I am reading from the book, "Nuclear Reactor Theory", by Lamarsh. I have run across an idea that I am struggling to understand:

It states that for a neutron that scatters elastically with a nucleus, the Energy in the Center of Mass (COM) frame of reference will always be slightly less than the total energy in the lab frame of reference.

For some reason I don't like this. Sure I can follow the mathematics and the explanation, but it doesn't seem right that the total energy would be the same. When I contacted my professor about this, he indicated that this is merely a classical idea. However, for some reason, this just doesn't jive with what I think should be going on.

Anybody have any conceptual explanations on why this is true?

Thanks

meopemuk

Relativistic energy of any system in any reference frame is given by

[tex] E = \sqrt{M^2c^4 + \mathbf{P}^2c^2} [/tex]................(1)

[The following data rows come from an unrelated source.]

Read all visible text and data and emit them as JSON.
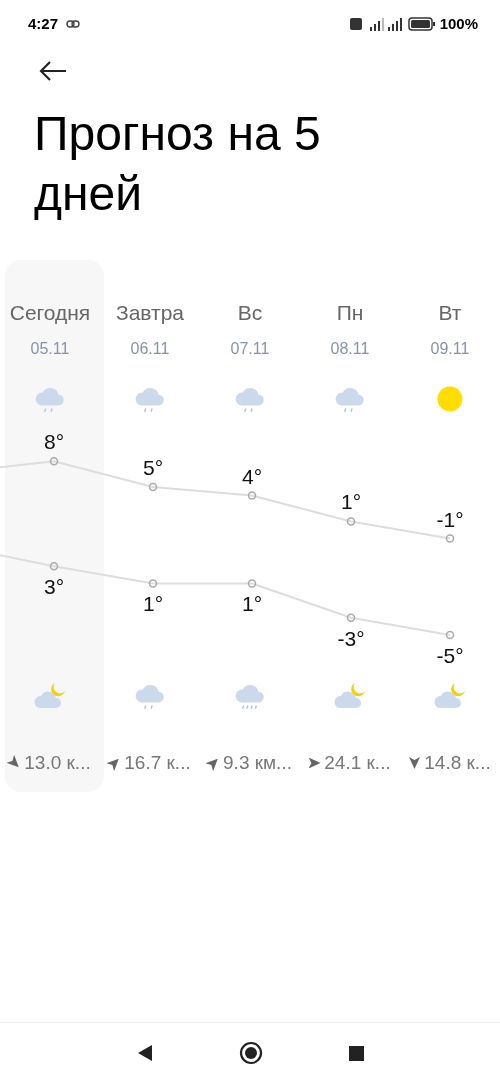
{
  "status_bar": {
    "time": "4:27",
    "battery": "100%"
  },
  "title": "Прогноз на 5 дней",
  "days": [
    {
      "name": "Сегодня",
      "date": "05.11",
      "day_weather": {
        "kind": "rain"
      },
      "high": "8°",
      "low": "3°",
      "night_weather": {
        "kind": "cloud-moon"
      },
      "wind_arrow": {
        "kind": "southeast"
      },
      "wind": "13.0 к...",
      "selected": true
    },
    {
      "name": "Завтра",
      "date": "06.11",
      "day_weather": {
        "kind": "rain"
      },
      "high": "5°",
      "low": "1°",
      "night_weather": {
        "kind": "rain"
      },
      "wind_arrow": {
        "kind": "northeast"
      },
      "wind": "16.7 к...",
      "selected": false
    },
    {
      "name": "Вс",
      "date": "07.11",
      "day_weather": {
        "kind": "rain"
      },
      "high": "4°",
      "low": "1°",
      "night_weather": {
        "kind": "heavy-rain"
      },
      "wind_arrow": {
        "kind": "northeast"
      },
      "wind": "9.3 км...",
      "selected": false
    },
    {
      "name": "Пн",
      "date": "08.11",
      "day_weather": {
        "kind": "rain"
      },
      "high": "1°",
      "low": "-3°",
      "night_weather": {
        "kind": "cloud-moon"
      },
      "wind_arrow": {
        "kind": "east"
      },
      "wind": "24.1 к...",
      "selected": false
    },
    {
      "name": "Вт",
      "date": "09.11",
      "day_weather": {
        "kind": "sun"
      },
      "high": "-1°",
      "low": "-5°",
      "night_weather": {
        "kind": "cloud-moon"
      },
      "wind_arrow": {
        "kind": "south"
      },
      "wind": "14.8 к...",
      "selected": false
    }
  ]
}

where [itex] \mathbf{P} [/itex] is the total momentum and [itex] M [/itex] is the rest mass, which is independent on the reference frame. In the center-of-mass frame the total momentum is zero, so the energy is [itex] E = Mc^2 [/itex], which is lower than in any other reference frame (where the total momentum is non-zero).

So, the reason for the excess energy in the lab frame is the fact that the system (neutron + nucleus) has a non-zero momentum.

Eugene.

Doc Al

...
I guess I don't get what's bugging you. The total energy will always be less in the COM frame.

(Looks like Eugene already answered.)

physmurf

Intuitively I would think that the total energy of the system should be the same no matter what frame of reference you are in..... However, that is where my misconception lies...Energy is not always going to be the same in every reference frame!

I apologize for the stupid question. I appreciate your responses.